Kitap Tanıtımı |
İkinci Dünya Savaşı sonrası dönemin en önemli yazarlarından olarak gösterilen Paul Bowles, Fas´a yerleştikten sonra yazdığı ilk roman olan Esirgeyen Gökyüzü´nde öyküsüne fon olarak seçtiği Doğu´yu ve Büyük Çöl´ü bir karşıtlıın simgesi olarak ele alır ve modern Batılı insanın uğradığı ruhsal çölleşmeyi bu karşıtlığın şiddeti bağlamında anlatır. Modern dünyadan kendilerini tecrit eden Port ile Kit, bir sığınak olarak Doğu´yu tercih ederler ya yanlarına dostları Tunner´ı da alarak Fas´tan Afrika´nın içlerine doğru sonu belirsiz bir yolculuğa çıkarlar. Ancak bu yolculuk onlar için bir kurtuluş olmaktan çok bir yitiş ve yitirilişi beraberinde getirir. Büyük Sahra boyunca kat ettikleri yolda ruhsal yalnızlıklarıyla giderek daha fazla yüz yüze gelir, anlam yitiminin içlerinde yarattığı boşluğun yansımasını Çöl´de bulurlar.

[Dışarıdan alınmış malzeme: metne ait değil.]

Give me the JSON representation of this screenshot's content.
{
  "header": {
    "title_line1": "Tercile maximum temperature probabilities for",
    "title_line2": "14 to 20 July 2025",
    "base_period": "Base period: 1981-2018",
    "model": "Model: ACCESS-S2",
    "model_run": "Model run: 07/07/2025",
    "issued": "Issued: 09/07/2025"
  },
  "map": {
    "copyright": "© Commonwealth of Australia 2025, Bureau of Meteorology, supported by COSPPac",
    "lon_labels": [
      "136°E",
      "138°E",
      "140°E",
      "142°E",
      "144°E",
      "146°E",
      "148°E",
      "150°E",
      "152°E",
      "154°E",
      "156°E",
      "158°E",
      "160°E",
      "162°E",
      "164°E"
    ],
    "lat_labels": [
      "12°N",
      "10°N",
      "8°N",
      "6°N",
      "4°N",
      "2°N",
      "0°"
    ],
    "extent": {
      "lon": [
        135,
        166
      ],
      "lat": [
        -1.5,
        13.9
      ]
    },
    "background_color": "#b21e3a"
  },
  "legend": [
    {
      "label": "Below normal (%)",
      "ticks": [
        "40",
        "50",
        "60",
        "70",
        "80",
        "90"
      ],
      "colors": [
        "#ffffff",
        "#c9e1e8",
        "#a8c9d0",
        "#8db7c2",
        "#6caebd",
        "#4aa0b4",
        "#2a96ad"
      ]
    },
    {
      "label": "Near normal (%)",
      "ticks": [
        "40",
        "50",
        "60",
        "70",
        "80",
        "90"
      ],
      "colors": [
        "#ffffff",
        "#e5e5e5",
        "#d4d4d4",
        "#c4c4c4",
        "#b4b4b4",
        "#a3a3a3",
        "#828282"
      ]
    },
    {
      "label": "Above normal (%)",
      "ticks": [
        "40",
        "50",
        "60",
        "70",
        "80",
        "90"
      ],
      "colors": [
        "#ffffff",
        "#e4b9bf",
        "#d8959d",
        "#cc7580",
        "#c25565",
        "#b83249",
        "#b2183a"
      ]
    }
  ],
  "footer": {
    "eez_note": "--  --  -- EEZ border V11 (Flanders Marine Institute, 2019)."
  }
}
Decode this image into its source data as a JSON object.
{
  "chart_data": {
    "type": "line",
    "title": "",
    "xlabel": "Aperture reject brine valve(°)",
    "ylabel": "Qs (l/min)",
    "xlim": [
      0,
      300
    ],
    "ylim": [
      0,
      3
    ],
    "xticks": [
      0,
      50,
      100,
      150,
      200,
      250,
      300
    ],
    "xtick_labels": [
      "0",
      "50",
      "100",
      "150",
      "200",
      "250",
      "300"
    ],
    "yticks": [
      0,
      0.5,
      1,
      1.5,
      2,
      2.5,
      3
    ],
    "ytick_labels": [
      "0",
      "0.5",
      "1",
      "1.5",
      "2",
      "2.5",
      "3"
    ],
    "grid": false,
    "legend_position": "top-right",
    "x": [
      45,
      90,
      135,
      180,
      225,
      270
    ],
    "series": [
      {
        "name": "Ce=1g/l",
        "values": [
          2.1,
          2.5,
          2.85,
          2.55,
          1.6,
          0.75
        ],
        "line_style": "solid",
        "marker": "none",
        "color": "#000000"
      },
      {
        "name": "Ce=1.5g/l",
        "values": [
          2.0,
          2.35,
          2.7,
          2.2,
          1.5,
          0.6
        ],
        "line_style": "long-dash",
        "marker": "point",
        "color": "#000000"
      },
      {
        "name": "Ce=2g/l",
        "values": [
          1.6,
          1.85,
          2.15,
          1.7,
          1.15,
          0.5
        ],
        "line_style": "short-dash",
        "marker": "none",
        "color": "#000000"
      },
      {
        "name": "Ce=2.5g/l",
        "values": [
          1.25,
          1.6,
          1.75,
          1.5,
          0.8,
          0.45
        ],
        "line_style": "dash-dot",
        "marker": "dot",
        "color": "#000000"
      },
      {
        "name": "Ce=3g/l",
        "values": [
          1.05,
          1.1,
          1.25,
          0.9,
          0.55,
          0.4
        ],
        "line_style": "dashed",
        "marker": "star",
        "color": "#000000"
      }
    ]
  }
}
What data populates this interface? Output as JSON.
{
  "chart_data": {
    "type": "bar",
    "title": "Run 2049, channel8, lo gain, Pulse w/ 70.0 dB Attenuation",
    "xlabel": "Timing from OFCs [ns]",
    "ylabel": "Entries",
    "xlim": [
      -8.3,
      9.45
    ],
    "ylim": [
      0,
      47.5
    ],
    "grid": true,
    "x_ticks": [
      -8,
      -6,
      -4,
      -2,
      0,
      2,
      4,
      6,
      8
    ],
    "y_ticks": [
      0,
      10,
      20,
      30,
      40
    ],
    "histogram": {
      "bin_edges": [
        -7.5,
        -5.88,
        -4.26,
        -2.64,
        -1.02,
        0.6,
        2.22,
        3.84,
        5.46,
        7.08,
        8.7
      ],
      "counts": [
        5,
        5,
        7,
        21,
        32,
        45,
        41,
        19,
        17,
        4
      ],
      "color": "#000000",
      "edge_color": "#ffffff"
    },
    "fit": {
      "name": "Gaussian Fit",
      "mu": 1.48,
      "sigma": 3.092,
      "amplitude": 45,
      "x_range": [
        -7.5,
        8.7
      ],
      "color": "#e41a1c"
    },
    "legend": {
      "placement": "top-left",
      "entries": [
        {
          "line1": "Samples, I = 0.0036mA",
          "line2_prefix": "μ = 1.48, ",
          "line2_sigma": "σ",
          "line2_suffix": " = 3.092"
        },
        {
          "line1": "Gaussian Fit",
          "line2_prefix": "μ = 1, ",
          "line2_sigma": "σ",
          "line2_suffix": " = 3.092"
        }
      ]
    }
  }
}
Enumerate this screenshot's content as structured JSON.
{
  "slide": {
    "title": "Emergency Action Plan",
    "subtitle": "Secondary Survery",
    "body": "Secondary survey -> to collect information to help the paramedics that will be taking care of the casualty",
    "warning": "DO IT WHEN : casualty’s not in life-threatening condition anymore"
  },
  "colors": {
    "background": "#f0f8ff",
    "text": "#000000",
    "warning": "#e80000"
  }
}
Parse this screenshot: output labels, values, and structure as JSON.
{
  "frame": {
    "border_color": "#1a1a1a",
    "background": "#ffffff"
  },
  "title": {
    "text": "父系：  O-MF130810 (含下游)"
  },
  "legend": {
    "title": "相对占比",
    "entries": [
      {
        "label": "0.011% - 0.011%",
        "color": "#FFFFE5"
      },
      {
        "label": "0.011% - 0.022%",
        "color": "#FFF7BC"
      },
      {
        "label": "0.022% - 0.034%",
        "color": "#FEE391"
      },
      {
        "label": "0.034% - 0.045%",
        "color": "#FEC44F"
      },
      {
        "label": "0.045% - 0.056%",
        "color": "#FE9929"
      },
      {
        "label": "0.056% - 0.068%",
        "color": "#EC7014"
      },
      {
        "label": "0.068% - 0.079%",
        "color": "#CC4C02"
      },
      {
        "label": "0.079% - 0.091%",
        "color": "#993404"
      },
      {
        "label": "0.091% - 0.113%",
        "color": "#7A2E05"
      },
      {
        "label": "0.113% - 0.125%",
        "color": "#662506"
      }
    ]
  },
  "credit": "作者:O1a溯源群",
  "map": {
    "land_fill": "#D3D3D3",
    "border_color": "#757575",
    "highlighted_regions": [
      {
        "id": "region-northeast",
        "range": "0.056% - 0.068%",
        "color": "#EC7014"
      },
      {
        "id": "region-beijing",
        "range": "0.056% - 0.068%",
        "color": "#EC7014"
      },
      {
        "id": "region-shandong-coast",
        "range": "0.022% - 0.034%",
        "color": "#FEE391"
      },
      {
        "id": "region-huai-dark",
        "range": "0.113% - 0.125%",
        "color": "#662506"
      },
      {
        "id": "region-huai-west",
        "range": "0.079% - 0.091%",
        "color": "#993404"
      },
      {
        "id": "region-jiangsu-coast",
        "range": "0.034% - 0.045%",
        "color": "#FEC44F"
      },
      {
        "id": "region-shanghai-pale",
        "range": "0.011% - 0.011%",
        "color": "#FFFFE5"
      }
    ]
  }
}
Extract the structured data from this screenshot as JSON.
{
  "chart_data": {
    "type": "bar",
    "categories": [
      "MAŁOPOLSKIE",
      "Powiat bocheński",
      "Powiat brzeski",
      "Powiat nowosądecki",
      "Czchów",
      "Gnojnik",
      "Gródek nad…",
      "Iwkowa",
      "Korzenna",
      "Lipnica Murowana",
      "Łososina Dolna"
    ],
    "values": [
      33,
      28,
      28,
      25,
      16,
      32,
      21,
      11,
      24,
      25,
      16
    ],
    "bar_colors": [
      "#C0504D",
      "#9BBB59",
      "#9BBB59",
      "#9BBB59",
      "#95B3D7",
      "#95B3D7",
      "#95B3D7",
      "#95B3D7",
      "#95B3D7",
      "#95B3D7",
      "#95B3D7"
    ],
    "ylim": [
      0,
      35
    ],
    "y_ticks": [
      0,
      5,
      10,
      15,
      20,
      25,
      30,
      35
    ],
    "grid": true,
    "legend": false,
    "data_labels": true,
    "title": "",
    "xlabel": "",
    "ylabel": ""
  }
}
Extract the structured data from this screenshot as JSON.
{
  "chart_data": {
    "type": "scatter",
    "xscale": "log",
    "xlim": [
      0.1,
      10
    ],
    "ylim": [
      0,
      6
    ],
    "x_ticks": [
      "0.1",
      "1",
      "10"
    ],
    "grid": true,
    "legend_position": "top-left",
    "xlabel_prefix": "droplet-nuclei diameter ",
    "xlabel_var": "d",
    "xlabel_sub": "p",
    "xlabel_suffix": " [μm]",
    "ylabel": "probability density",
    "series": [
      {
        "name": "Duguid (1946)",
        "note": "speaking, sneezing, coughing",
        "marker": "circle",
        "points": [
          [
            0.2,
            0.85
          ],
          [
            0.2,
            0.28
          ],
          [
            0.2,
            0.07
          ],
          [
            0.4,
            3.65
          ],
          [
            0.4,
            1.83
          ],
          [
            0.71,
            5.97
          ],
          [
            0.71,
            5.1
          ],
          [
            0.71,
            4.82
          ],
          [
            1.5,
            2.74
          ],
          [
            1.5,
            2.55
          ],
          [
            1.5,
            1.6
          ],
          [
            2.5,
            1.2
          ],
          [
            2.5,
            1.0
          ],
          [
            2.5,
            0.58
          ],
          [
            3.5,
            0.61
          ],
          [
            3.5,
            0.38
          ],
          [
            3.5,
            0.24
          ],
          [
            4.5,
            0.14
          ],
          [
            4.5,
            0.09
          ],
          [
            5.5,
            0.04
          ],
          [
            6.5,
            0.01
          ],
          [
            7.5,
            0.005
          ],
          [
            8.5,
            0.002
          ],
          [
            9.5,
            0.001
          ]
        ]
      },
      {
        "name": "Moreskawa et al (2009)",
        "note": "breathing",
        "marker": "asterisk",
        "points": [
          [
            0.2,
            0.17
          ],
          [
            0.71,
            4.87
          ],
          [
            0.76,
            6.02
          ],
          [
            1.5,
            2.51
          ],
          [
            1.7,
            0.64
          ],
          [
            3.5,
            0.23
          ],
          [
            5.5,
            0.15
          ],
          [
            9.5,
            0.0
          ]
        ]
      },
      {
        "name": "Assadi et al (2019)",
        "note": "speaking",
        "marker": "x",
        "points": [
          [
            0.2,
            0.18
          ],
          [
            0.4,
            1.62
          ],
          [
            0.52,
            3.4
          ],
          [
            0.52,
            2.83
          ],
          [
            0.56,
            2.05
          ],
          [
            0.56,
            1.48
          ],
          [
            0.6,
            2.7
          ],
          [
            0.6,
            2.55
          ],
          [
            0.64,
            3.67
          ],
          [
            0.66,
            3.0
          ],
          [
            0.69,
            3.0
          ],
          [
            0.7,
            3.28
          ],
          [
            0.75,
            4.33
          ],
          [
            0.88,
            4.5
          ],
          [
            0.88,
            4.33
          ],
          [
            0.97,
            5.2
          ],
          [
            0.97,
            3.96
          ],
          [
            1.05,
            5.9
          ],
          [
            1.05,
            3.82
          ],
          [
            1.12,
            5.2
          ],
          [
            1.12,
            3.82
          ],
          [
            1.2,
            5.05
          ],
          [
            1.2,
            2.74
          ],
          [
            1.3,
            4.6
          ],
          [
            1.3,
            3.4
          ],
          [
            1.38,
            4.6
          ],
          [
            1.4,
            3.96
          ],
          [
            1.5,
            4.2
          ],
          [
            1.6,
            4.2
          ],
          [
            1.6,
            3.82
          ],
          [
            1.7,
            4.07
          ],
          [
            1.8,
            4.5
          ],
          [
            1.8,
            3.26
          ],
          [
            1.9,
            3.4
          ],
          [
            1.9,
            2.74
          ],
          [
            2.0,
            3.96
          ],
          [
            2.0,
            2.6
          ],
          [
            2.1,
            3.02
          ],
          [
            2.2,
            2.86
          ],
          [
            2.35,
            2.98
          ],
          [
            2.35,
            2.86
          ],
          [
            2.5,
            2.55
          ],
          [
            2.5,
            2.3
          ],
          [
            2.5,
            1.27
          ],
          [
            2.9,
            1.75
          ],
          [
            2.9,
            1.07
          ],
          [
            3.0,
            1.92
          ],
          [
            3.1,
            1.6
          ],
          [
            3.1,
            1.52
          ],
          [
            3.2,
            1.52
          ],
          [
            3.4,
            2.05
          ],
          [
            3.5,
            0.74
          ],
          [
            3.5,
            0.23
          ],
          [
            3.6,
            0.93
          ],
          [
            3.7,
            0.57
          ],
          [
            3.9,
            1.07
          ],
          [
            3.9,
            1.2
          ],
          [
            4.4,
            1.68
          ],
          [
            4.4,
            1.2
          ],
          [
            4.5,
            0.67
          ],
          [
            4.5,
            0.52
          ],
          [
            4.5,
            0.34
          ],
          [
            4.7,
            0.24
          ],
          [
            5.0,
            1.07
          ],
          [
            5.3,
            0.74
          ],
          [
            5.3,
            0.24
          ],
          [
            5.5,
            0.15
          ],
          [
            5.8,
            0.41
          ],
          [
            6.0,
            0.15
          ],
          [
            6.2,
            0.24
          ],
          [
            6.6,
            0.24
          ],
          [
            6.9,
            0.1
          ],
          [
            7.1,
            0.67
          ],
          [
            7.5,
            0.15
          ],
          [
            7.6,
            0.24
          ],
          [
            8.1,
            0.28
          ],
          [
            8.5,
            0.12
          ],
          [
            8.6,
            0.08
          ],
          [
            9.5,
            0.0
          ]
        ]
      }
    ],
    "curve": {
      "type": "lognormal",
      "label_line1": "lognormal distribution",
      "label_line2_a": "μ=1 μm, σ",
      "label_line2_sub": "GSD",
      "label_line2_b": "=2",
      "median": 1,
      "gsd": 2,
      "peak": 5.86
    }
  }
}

Bu boşluk, onlarn birbirlerinin benliklerini daha şiddetle talep etmelerine ve birbirleri için iyice ezici birer yük haline gelmelerine neden olur. Böyle bir ıssızlıkta ve çoraklıkta, Port ve Kit için aşk bile saçmalaşmaya ve anlamsızlaşmaya başlar. Sanki Çorak Ülke´de gezinen iki zavallı ruhtur onlar. Çöl, içine düxtükleri bunalımı zalimce yüzlerine çarpmakta, ruhlarındaki çölleşmenin bir metaforu haline gelmektedir. Batılı insanın kendi medeniyetinden uzakta içine düştüğü acıklı durum, yabancılaşmanın, hayatla kurulan zayıf bağların onarılmayacak biçimde huzursuzluğun bir göstergesidir. Bu noktada Doğu, Batı için bir kaçış ya da bir alternatif olarak değil, bir yüzleşme ve hesaplaşma yeri olarak vardır artık. Çöl, kaçmaya çalışan modern insanı korumak yerine yutmakta, ona başka bi yaşam olanağı sunmamaktadır, çünkü kendi benliğine ve hayatın özüne yabancılaşan bu insan her yere ve her şeye de yabancılaşmıştır...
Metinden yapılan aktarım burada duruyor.